Mr. Golden himself has pointed out that raw film stock has become an important weapon in the present national emergency, and he has indicated that it may be placed on a rationed basis once the needs of the Government and other industries are established. The fact remains, however, that once raw stock is rationed, and even now when it is in short supply, its disposition by the producer-distributors is of primary concern to the exhibitors. They want to know, and they have a right to know, just how much of the raw stock allocated to each film company will go into the negatives of new pictures, how much into release prints of current pictures, how much into new prints of reissues, and how much into prints that are to be shipped to foreign markets.
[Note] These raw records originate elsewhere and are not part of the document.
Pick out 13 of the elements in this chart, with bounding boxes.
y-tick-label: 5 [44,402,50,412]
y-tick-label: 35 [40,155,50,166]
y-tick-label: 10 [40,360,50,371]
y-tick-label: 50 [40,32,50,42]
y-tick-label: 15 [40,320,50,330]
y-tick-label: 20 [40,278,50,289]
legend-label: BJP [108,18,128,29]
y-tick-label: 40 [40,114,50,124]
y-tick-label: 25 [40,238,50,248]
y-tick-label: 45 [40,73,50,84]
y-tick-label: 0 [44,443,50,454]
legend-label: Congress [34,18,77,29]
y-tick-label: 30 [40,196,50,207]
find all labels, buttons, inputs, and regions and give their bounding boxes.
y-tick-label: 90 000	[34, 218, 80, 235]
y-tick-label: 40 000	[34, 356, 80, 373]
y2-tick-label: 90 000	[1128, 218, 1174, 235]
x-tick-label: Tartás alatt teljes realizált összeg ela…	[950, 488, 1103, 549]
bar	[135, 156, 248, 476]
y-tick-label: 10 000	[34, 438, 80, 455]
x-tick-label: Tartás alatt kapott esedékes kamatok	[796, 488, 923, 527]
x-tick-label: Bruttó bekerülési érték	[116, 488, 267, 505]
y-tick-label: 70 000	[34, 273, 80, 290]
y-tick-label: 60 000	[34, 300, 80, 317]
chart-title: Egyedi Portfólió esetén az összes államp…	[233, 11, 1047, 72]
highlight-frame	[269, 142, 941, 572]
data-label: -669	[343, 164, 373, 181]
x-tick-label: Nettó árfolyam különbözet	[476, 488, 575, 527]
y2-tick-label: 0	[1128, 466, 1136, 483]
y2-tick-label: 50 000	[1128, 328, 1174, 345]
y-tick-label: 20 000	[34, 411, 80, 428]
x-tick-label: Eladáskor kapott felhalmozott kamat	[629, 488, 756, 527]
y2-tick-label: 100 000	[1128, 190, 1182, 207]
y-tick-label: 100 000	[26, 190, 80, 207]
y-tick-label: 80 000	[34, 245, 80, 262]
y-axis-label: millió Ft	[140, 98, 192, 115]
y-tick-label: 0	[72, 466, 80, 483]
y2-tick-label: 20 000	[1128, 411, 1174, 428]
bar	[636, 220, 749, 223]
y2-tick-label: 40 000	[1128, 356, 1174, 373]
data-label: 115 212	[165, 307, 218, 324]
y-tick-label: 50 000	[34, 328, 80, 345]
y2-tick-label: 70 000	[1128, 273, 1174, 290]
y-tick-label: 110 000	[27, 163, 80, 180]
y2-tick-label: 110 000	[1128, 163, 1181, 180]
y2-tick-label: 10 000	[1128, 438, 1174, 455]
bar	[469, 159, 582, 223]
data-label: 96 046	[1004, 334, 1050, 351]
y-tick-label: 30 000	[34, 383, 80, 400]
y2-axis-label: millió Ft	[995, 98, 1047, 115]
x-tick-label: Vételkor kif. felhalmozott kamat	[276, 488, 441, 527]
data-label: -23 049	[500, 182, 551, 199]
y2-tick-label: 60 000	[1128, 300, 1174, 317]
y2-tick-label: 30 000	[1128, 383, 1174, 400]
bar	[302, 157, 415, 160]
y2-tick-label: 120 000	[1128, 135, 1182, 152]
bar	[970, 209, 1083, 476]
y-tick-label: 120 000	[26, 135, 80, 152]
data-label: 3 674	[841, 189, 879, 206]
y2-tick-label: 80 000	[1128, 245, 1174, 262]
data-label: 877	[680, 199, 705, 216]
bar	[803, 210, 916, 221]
These are matters that concern the exhibitors directly, for unless regulatory restrictions are placed on the disposition of raw stock when it is either rationed or in short supply the producer-distributors will be enabled to establish and maintain a so-called “sellers’ market," such as existed during the last raw stock shortage, and it will virtually give them the power of life or death over the exhibition branch of the business.
Having urged the exhibitors for many months to take action in this matter, Harrison's Reports is indeed pleased to see National Allied take the lead in seeking recognition of the exhibitors' equity in raw stock. It cannot agree, how^ ever, with the Allied decision to ask COMPO to take steps to protect the interests of the exhibitors in this matter, first, because the problems posed by the raw stock shortage are too closely allied with trade practices for COMPO to be effective, and secondly, because COMPO, before it could intervene, will have to obtain the approval of all its member organizations, a process that will take much too long in view of the fact that the existing situation calls for immediate action. Moreover, COMPO may very well find itself in a long drawn out debate over this issue because of producer-distributor objections, and could even be stopped from intervening by a veto on the part of one of its producer-distributor members.
Allied should forget about COMPO and should follow up its action in Washington by requesting Mr. Golden to arrange an immediate conference with the different exhibitor leaders so that they may outline to him in detail the difficulties independent exhibitors will face unless specific controls are placed on the producer-distributors’ use of raw stock. And the exhibitors need not theorize in presenting their arguments; all Mr. Myers has to do is to submit to Mr. Golden the comprehensive statistical report compiled by Allied in 1945 and submitted to Stanley Adams, then head of the Consumers Durable Goods Division, to show the hardships undergone by exhibitors throughout the country, as a result of the complete indifference shown by the distributors as they juggled their raw stock allocations to suit their own purposes.